I più attenti fra voi avranno sicuramente notato la differenza con cui la guerra in corso in Ucraina viene narrata dai media rispetto ad altre guerre, in primis quella degli USA in Iraq (ma non solo).
La guerra in Ucraina viene raccontata – a mio parere anche giustamente perché la realtà va mostrata per quella che è – con estrema crudezza, in tutta la sua violenza e tragicità. Vengono mostrate sistematicamente le immagini dei cadaveri per le strade, del sangue, dei corpi carbonizzati, delle persone ferite e mutilate, delle donne e dei bambini in fuga, delle donne incinte in barella o costrette a fuggire dagli ospedali bombardati, e via discorrendo con il campionario degli orrori che ovviamente ogni guerra provoca. Le immagini proiettate – altro aspetto che ho notato – sono quasi sempre diurne.
Completamente diversa la narrazione mediatica della guerra in Iraq. In quel caso pareva di assistere ad un videogame, le immagini erano quasi sempre notturne, sembrava di essere davanti ad una playstation, con il cielo illuminato a giorno da scie e traccianti verdi. Non ci sembrava di assistere ad una guerra ma all’aurora boreale. E invece era una guerra, drammatica, che ha provocato centinaia di migliaia di morti, feriti e mutilati, la stragrande maggioranza dei quali, civili. E quello spettacolo pirotecnico, presentatoci quasi come un cartone animato, erano i bombardamenti aerei massicci, sistematici, al ritmo di decine e decine al giorno, per mesi, a volte dalla stratosfera.

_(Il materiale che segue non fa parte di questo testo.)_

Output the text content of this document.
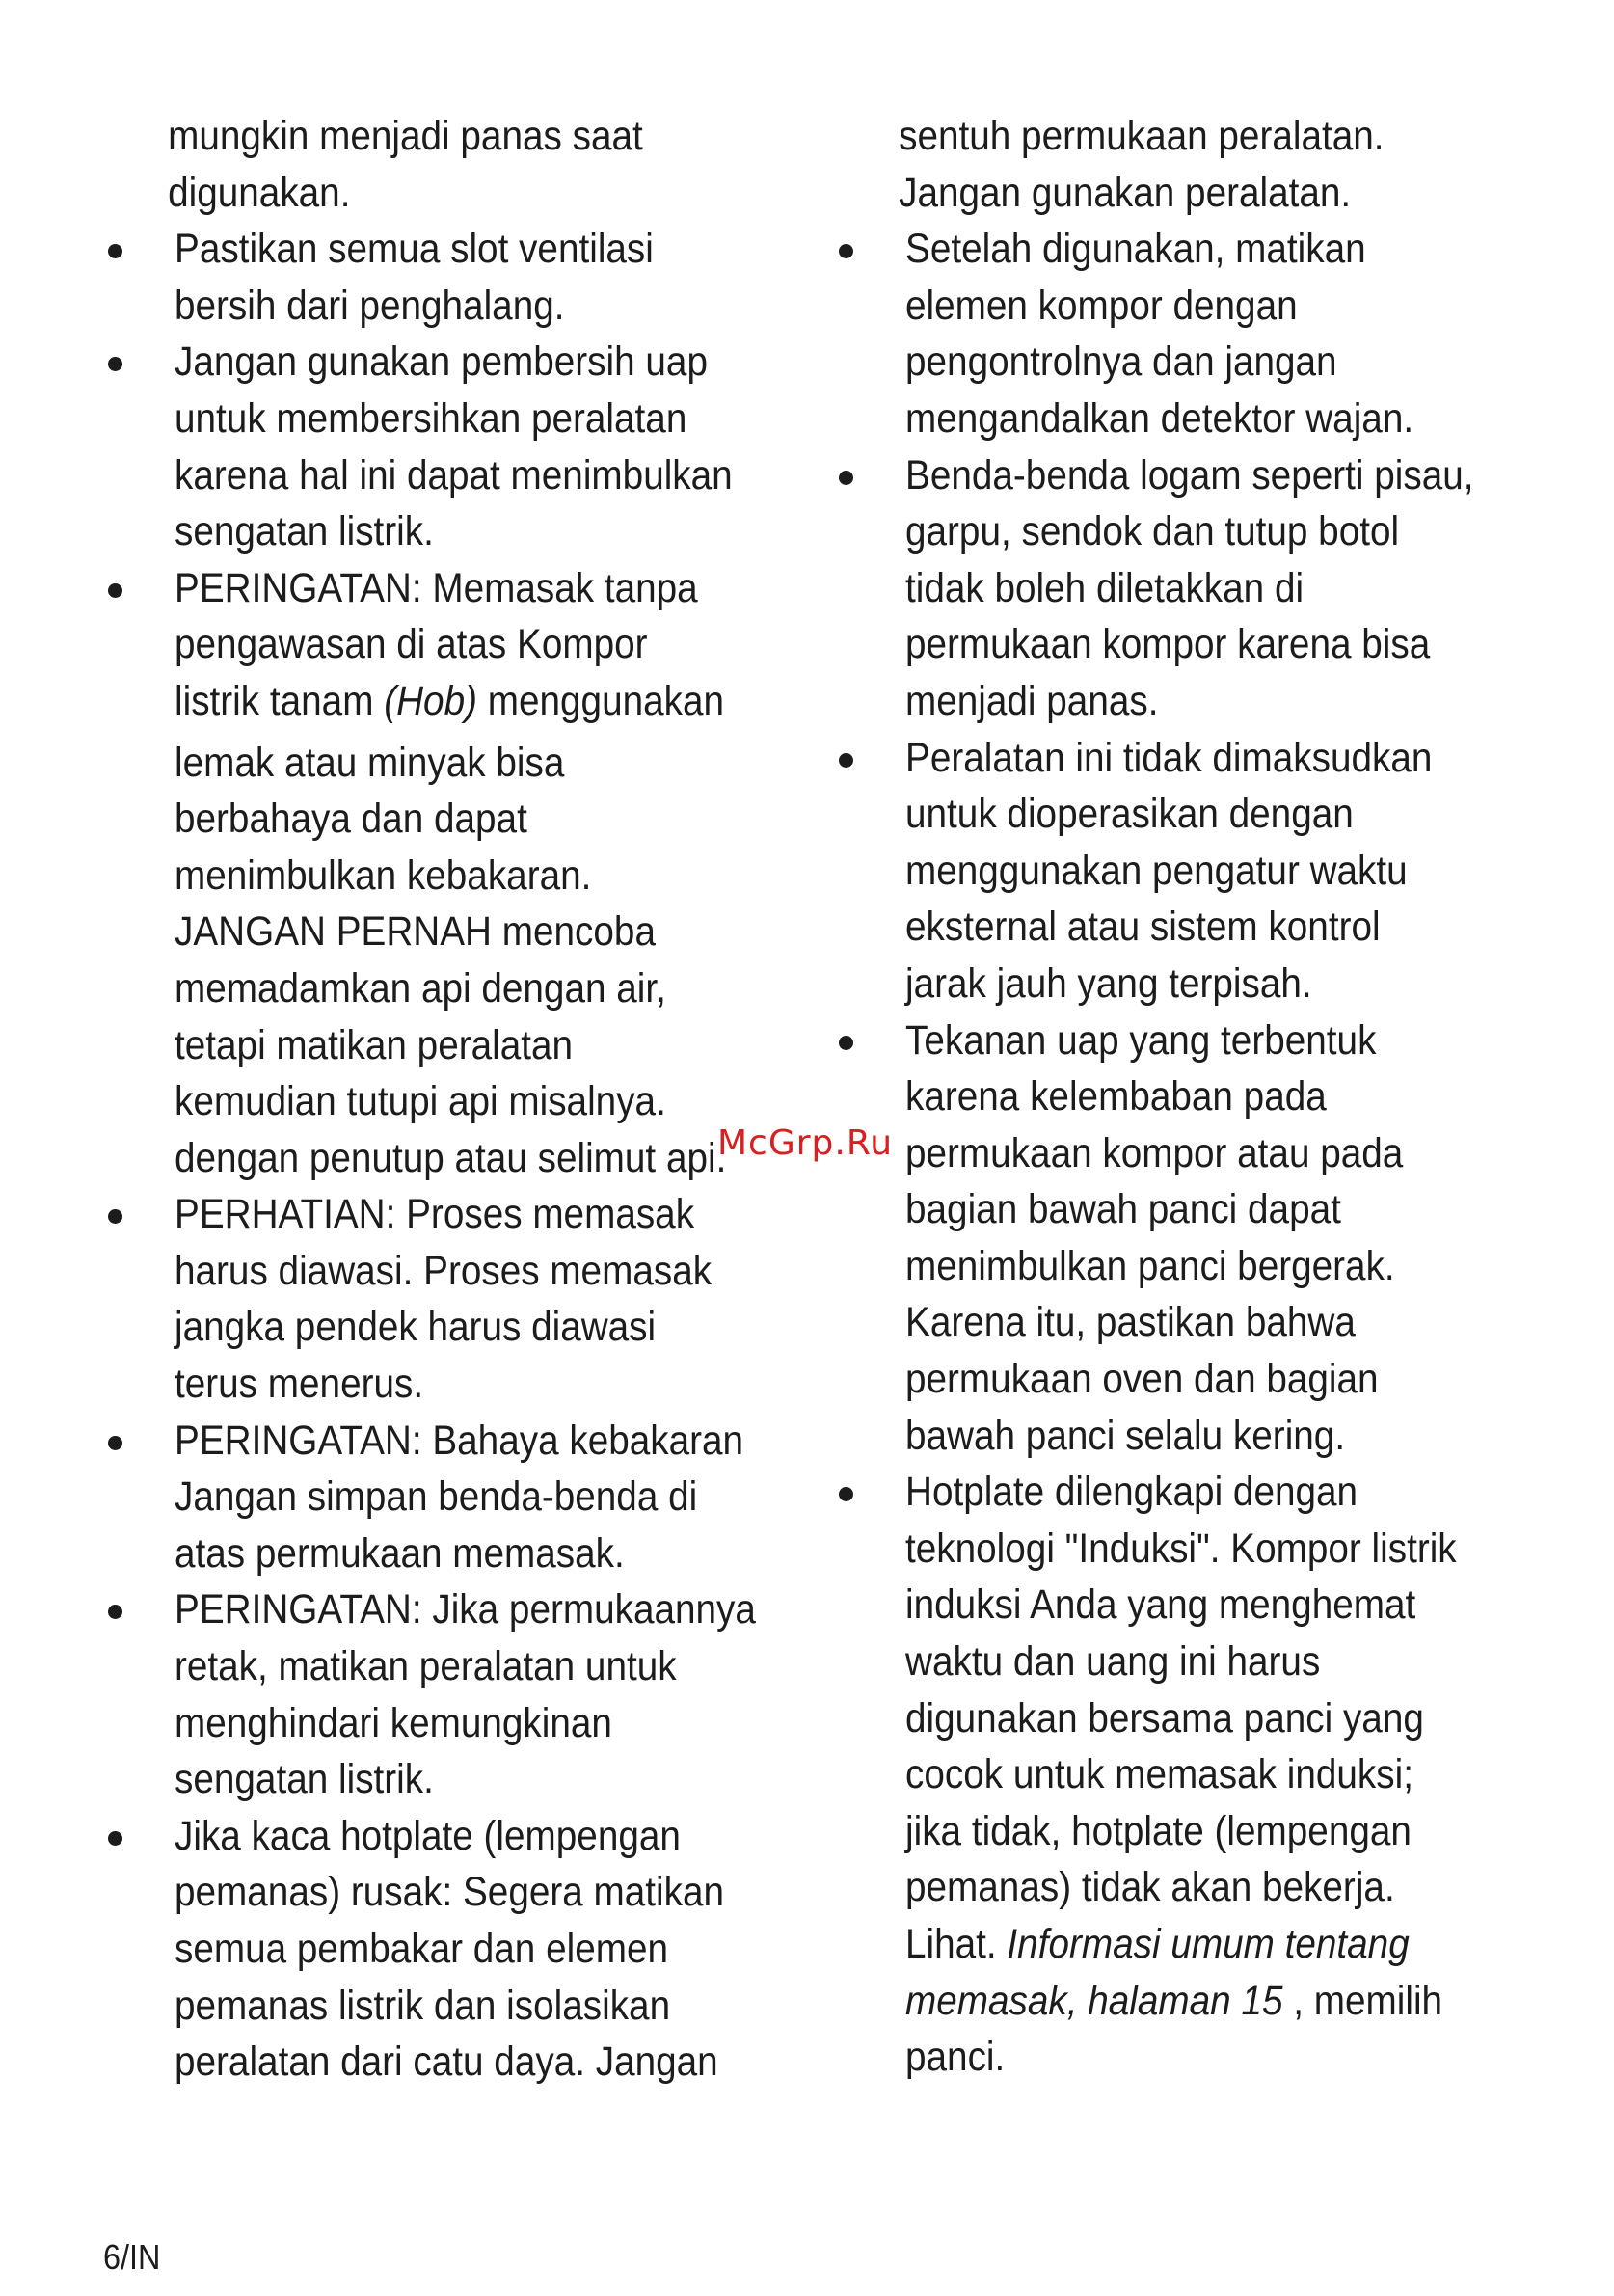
mungkin menjadi panas saat
digunakan.
Pastikan semua slot ventilasi
bersih dari penghalang.
Jangan gunakan pembersih uap
untuk membersihkan peralatan
karena hal ini dapat menimbulkan
sengatan listrik.
PERINGATAN: Memasak tanpa
pengawasan di atas Kompor
listrik tanam (Hob) menggunakan
lemak atau minyak bisa
berbahaya dan dapat
menimbulkan kebakaran.
JANGAN PERNAH mencoba
memadamkan api dengan air,
tetapi matikan peralatan
kemudian tutupi api misalnya.
dengan penutup atau selimut api.
PERHATIAN: Proses memasak
harus diawasi. Proses memasak
jangka pendek harus diawasi
terus menerus.
PERINGATAN: Bahaya kebakaran
Jangan simpan benda-benda di
atas permukaan memasak.
PERINGATAN: Jika permukaannya
retak, matikan peralatan untuk
menghindari kemungkinan
sengatan listrik.
Jika kaca hotplate (lempengan
pemanas) rusak: Segera matikan
semua pembakar dan elemen
pemanas listrik dan isolasikan
peralatan dari catu daya. Jangan
sentuh permukaan peralatan.
Jangan gunakan peralatan.
Setelah digunakan, matikan
elemen kompor dengan
pengontrolnya dan jangan
mengandalkan detektor wajan.
Benda-benda logam seperti pisau,
garpu, sendok dan tutup botol
tidak boleh diletakkan di
permukaan kompor karena bisa
menjadi panas.
Peralatan ini tidak dimaksudkan
untuk dioperasikan dengan
menggunakan pengatur waktu
eksternal atau sistem kontrol
jarak jauh yang terpisah.
Tekanan uap yang terbentuk
karena kelembaban pada
permukaan kompor atau pada
bagian bawah panci dapat
menimbulkan panci bergerak.
Karena itu, pastikan bahwa
permukaan oven dan bagian
bawah panci selalu kering.
Hotplate dilengkapi dengan
teknologi "Induksi". Kompor listrik
induksi Anda yang menghemat
waktu dan uang ini harus
digunakan bersama panci yang
cocok untuk memasak induksi;
jika tidak, hotplate (lempengan
pemanas) tidak akan bekerja.
Lihat. Informasi umum tentang
memasak, halaman 15 , memilih
panci.
McGrp.Ru
6/IN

Qualcuno di voi si ricorda di Falluja? Falluja è una città irachena bombardata a tappeto dove l’aviazione USA ha scaricato fosforo bianco come fosse acqua ossigenata o fertilizzante. Qualcuno conosce l’effetto del fosforo sui corpi delle persone? No, perché naturalmente non ce lo hanno mostrato in televisione. Ma io l’ho visto perché ho avuto l’occasione di vedere dei video realizzati da alcuni fotoreporter non organici al cosiddetto mainstream. Non entro nel merito perché non ho il gusto del macabro. Ricordo soltanto che anche molti soldati americani contrassero il cancro solo per essere stati presenti e aver respirato quell’aria.

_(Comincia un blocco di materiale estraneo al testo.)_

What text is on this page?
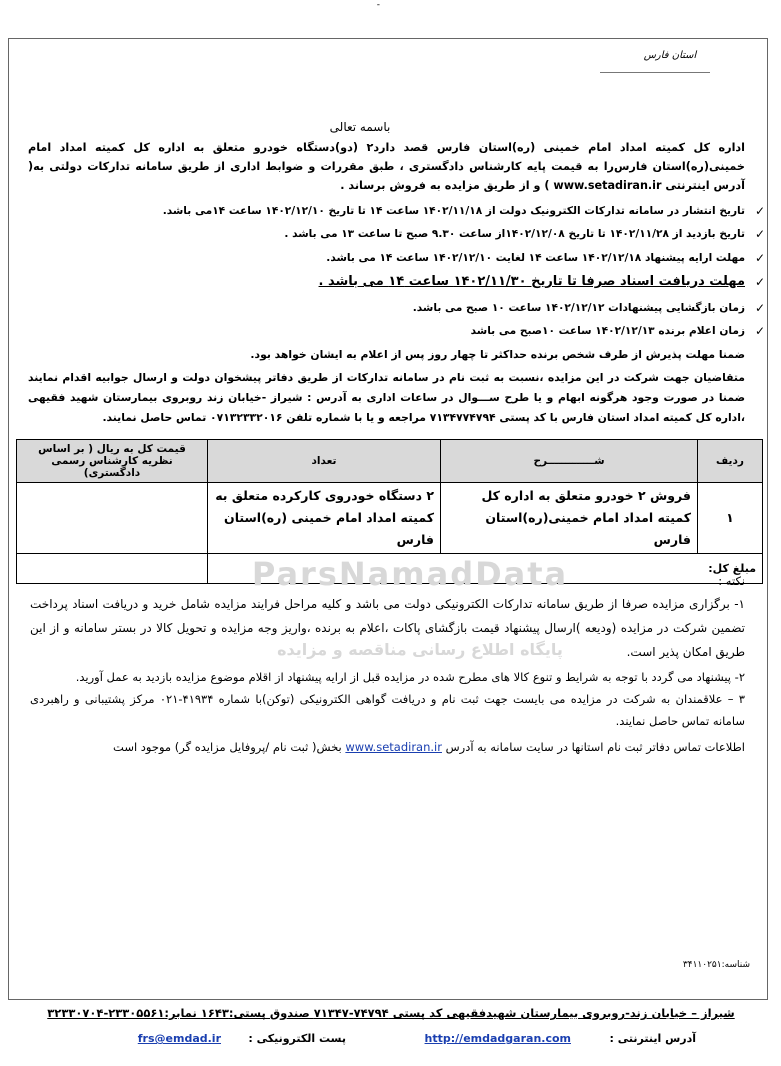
-
استان فارس
باسمه تعالی
اداره کل کمیته امداد امام خمینی (ره)استان فارس قصد دارد۲ (دو)دستگاه خودرو متعلق به اداره کل کمیته امداد امام خمینی(ره)استان فارس‌را به قیمت پایه کارشناس دادگستری ، طبق مقررات و ضوابط اداری از طریق سامانه تدارکات دولتی به( آدرس اینترنتی www.setadiran.ir ) و از طریق مزایده به فروش برساند .
✓
تاریخ انتشار در سامانه تدارکات الکترونیک دولت از ۱۴۰۲/۱۱/۱۸ ساعت ۱۴ تا تاریخ ۱۴۰۲/۱۲/۱۰ ساعت ۱۴می باشد.
✓
تاریخ بازدید از ۱۴۰۲/۱۱/۲۸ تا تاریخ ۱۴۰۲/۱۲/۰۸از ساعت ۹.۳۰ صبح تا ساعت ۱۳ می باشد .
✓
مهلت ارایه پیشنهاد ۱۴۰۲/۱۲/۱۸ ساعت ۱۴ لغایت ۱۴۰۲/۱۲/۱۰ ساعت ۱۴ می باشد.
✓
مهلت دریافت اسناد صرفا تا تاریخ ۱۴۰۲/۱۱/۳۰ ساعت ۱۴ می باشد .
✓
زمان بازگشایی پیشنهادات ۱۴۰۲/۱۲/۱۲ ساعت ۱۰ صبح می باشد.
✓
زمان اعلام برنده ۱۴۰۲/۱۲/۱۳ ساعت ۱۰صبح می باشد
ضمنا مهلت پذیرش از طرف شخص برنده حداکثر تا چهار روز پس از اعلام به ایشان خواهد بود.
متقاضیان جهت شرکت در این مزایده ،نسبت به ثبت نام در سامانه تدارکات از طریق دفاتر پیشخوان دولت و ارسال جوابیه اقدام نمایند ضمنا در صورت وجود هرگونه ابهام و یا طرح ســـوال در ساعات اداری به آدرس : شیراز -خیابان زند روبروی بیمارستان شهید فقیهی ،اداره کل کمیته امداد استان فارس با کد پستی ۷۱۳۴۷۷۴۷۹۴ مراجعه و یا با شماره تلفن ۰۷۱۳۲۳۳۲۰۱۶ تماس حاصل نمایند.
ردیف	شـــــــــــــرح	تعداد	قیمت کل به ریال ( بر اساس نظریه کارشناس رسمی دادگستری)
۱	فروش ۲ خودرو متعلق به اداره کل کمیته امداد امام خمینی(ره)استان فارس	۲ دستگاه خودروی کارکرده متعلق به کمیته امداد امام خمینی (ره)استان فارس	
مبلغ کل:			
ParsNamadData
پایگاه اطلاع رسانی مناقصه و مزایده
نکته :
۱- برگزاری مزایده صرفا از طریق سامانه تدارکات الکترونیکی دولت می باشد و کلیه مراحل فرایند مزایده شامل خرید و دریافت اسناد پرداخت تضمین شرکت در مزایده (ودیعه )ارسال پیشنهاد قیمت بازگشای پاکات ،اعلام به برنده ،واریز وجه مزایده و تحویل کالا در بستر سامانه و از این طریق امکان پذیر است.
۲- پیشنهاد می گردد با توجه به شرایط و تنوع کالا های مطرح شده در مزایده قبل از ارایه پیشنهاد از اقلام موضوع مزایده بازدید به عمل آورید.
۳ – علاقمندان به شرکت در مزایده می بایست جهت ثبت نام و دریافت گواهی الکترونیکی (توکن)با شماره ۴۱۹۳۴-۰۲۱ مرکز پشتیبانی و راهبردی سامانه تماس حاصل نمایند.
اطلاعات تماس دفاتر ثبت نام استانها در سایت سامانه به آدرس www.setadiran.ir بخش( ثبت نام /پروفایل مزایده گر) موجود است
شناسه:۳۴۱۱۰۲۵۱
شیراز – خیابان زند-روبروی بیمارستان شهیدفقیهی کد پستی ۷۴۷۹۴-۷۱۳۴۷ صندوق پستی:۱۶۴۳ نمابر:۲۳۳۰۵۵۶۱-۳۲۳۳۰۷۰۴
آدرس اینترنتی :
http://emdadgaran.com
پست الکترونیکی :
frs@emdad.ir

Le uniche immagini diurne della guerra in Iraq che ricordo sono quelle dei soldati iracheni nel deserto vestiti di stracci che si arrendevano sorridenti ai “liberatori”, quelle di un carro armato americano che per sbaglio sparò una cannonata contro un hotel dove alloggiavano dei giornalisti occidentali uccidendo un fotoreporter (vittima del “fuoco amico”), quelle dell’abbattimento da parte di alcune decine di iracheni, davanti agli occhi divertiti di alcuni marines americani, di una statua di Saddam Hussein e quella di alcuni pozzi di petrolio dati alle fiamme dai soldati iracheni.
Fu la guerra dei giornalisti “embedded”, ricordate? Dopo l’amara esperienza della guerra del Vietnam che portò le immagini del conflitto in tutta la sua drammaticità nelle case degli americani, il governo decise di mettere il bavaglio ai media, di chiudergli occhi e orecchi e fargli raccontare e mostrare solo quello che conveniva mostrare e raccontare. Ecco, dunque, perché quella guerra fu trasformata in una sorta di videogioco.
Ora qualcuno dirà che sto facendo “benaltrismo”. Pace all’anima sua. Sto solo raccontando dei fatti. Non entro neanche nel merito di come quella guerra fu raccontata – una guerra di liberazione contro l’abominevole tirannia di Saddam e le sue (inventate di sana pianta) armi di distruzione di massa – e di come viene raccontata quella in corso in Ucraina (l’eroica resistenza degli ucraini contro la barbarie russa) perché dò per scontata la differenza fra i due racconti, i due pesi e le due misure. Fa parte del gioco. E ovviamente anche i russi, in casa loro, stanno raccontando la guerra dal loro punto di vista.
Noi però stiamo cercando di fare della corretta informazione e soprattutto di provare a ragionare. Esattamente il contrario di quello che il sistema mediatico è chiamato a fare.